Delving into Delusion

Pimp My Plots

 October 28, 2014      Stardate: 68288.9     Tagged as: Python Matplotlib

pimp_my_plot.png

Making Matplotlib Look Decent… aka Pimp my Plots


In this post I will show some matplotlib kung-fu! Most of this was stolen from @jakevdp, but others from StackExchange. The basic premise is that the default values for any visualization library (Excel, R, Python, Matlab) is ugly. Why do the developers use such horrible defaults?? But this tutorial, amongst many others on the interwebs, will show you how to “pimp my plots”!

In [2]:
#I'll abstract out some of the mechanics to focus on the main idea of this post.
%run ~/Blog/draft/SWS/setup.py

Here I plot out some data that I developed in the file above. The contents are not important and are just used as an example to showcase the pplot formatting.

In [3]:
%matplotlib inline
import matplotlib.pyplot as plt

plt.bar(range(0,8), non, color='b', label='Series A')
plt.bar(range(0,8), mux, color='r', bottom=non, label='Series B')
plt.xticks(np.arange(0.4,8.4,1), muxYear.index.values, rotation='horizontal')

plt.ylabel("Cost")
plt.xlabel("Years")
plt.legend(loc='best')

plt.show()

Figure 1. “Before” Plot

The result is a pretty standard plot. The stacked bargraph shows two data series, A and B, across 7 years. The axes are labeled and everything looks like it is there. This isn’t a bad plot, I wouldn’t do much more than this if I were plotting a histogram or scatterplot to look at general data distribution. BUT, it isn’t “pretty” enough to present to management or a report or a journal. The main point is, if it’s a quick and dirty plot I don’t polish it, but if someone else will look at it, I make it optimal for the audience.

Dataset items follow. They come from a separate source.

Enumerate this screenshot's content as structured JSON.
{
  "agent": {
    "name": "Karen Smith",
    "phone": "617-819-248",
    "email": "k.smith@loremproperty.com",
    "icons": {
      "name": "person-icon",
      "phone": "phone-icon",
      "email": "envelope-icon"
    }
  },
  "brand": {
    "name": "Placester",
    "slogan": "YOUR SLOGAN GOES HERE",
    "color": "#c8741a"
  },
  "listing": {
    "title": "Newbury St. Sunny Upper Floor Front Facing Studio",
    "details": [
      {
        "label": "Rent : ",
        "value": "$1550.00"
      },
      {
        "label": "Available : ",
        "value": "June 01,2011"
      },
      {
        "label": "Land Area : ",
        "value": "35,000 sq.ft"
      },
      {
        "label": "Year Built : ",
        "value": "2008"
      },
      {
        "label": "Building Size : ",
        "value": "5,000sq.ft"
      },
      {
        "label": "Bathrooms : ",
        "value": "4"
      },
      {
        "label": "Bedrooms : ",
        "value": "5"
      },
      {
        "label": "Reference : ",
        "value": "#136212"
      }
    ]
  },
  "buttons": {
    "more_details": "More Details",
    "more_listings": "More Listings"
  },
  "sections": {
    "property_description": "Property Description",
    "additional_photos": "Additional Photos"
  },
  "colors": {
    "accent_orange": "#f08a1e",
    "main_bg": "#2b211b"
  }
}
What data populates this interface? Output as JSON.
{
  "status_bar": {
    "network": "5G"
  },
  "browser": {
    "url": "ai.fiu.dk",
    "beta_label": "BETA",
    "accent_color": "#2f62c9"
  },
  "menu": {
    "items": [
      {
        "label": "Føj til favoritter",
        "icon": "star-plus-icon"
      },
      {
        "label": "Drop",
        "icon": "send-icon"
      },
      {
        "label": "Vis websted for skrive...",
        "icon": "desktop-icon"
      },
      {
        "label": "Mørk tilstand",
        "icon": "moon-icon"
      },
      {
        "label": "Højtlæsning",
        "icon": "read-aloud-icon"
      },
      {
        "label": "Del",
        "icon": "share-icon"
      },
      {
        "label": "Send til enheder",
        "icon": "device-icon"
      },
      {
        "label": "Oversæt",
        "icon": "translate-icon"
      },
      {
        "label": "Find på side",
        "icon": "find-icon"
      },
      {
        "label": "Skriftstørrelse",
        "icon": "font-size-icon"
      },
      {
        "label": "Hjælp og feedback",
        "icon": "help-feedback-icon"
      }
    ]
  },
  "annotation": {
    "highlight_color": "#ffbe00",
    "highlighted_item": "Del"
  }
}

Who is your audience? Is this for a powerpoint slide? Then make sure all the text, ticks, etc. are large enough to be seen from the back of the room. Is this for an internal report? Then I crank up the resolution, throw in color, make it publication ready. Is this for a journal article? Then I consider doing all the plots in greyscale because it probably won’t be published in color.

OK… you weren’t reading this for a lecture. Let’s get to the fun stuff.

The key is changing your global rcParams to make the “default” better. Here is the guide to all matplotlib params. Also, I use the brewer2mpl library to ensure my colormaps are “correct”, this is optional but I recommend it. Either use the library or hardcode your colors from colorbrewer.

In [4]:
# first import rcParams from matplotlib
from matplotlib import rcParams

# optional, use the colorbrewer color maps
import brewer2mpl

# my color map from colorbrewer, this is qualitative and colorblind safe
mycolors = brewer2mpl.get_map('Set2', 'Qualitative', 3).mpl_colors

# === Constants for figure size ===
# Springer book published chart width requirements (170 mm=~ 6.69291 inches)
WIDTH = 6.69291  # http://www.springeropen.com/authors/figures
# Golden ratio
PHI = 1.6180339887498948482  # https://en.wikipedia.org/wiki/Golden_ratio
HEIGHT = WIDTH / PHI

# === Figure ===
rcParams['figure.figsize'] = (WIDTH*1.5, HEIGHT*1.5)  # I like the image slightly bigger for online publishing
rcParams['figure.dpi'] = 400

# === Axes Style ===
rcParams['axes.labelsize'] = 18
rcParams['axes.titlesize'] = 22
rcParams['axes.labelweight'] = 'normal'
rcParams['axes.facecolor'] = 'f2f2f2'
rcParams['axes.edgecolor'] = '444444' # GREY
rcParams['axes.axisbelow'] = True
rcParams['axes.labelcolor'] = '444444' # GREY

# === Font Style ===
rcParams['font.size'] = 15
rcParams['font.family'] = 'Arial'

# === Legend Style ===
rcParams['legend.fontsize'] = 'medium'
rcParams['legend.frameon'] = True
rcParams['legend.numpoints'] = 3

# === Tick Style ===
rcParams['xtick.major.pad'] = 4
rcParams['xtick.major.width'] = 1
rcParams['xtick.color'] = '444444' # GREY

rcParams['ytick.major.pad'] = 5
rcParams['ytick.major.width'] = 1
rcParams['ytick.color'] = '444444' # GREY

rcParams['lines.linewidth'] = 2

# === Grid Style ===
rcParams['axes.grid'] = True 
rcParams['grid.linestyle'] = '-'
rcParams['grid.alpha'] = 1
rcParams['grid.color'] = 'white'
rcParams['grid.linewidth'] = 2

The above code changes the global plot parameters, meaning anything you plot here on out will be affected. I like to put this in my path and import it when I plot, kinda like my own personal config file.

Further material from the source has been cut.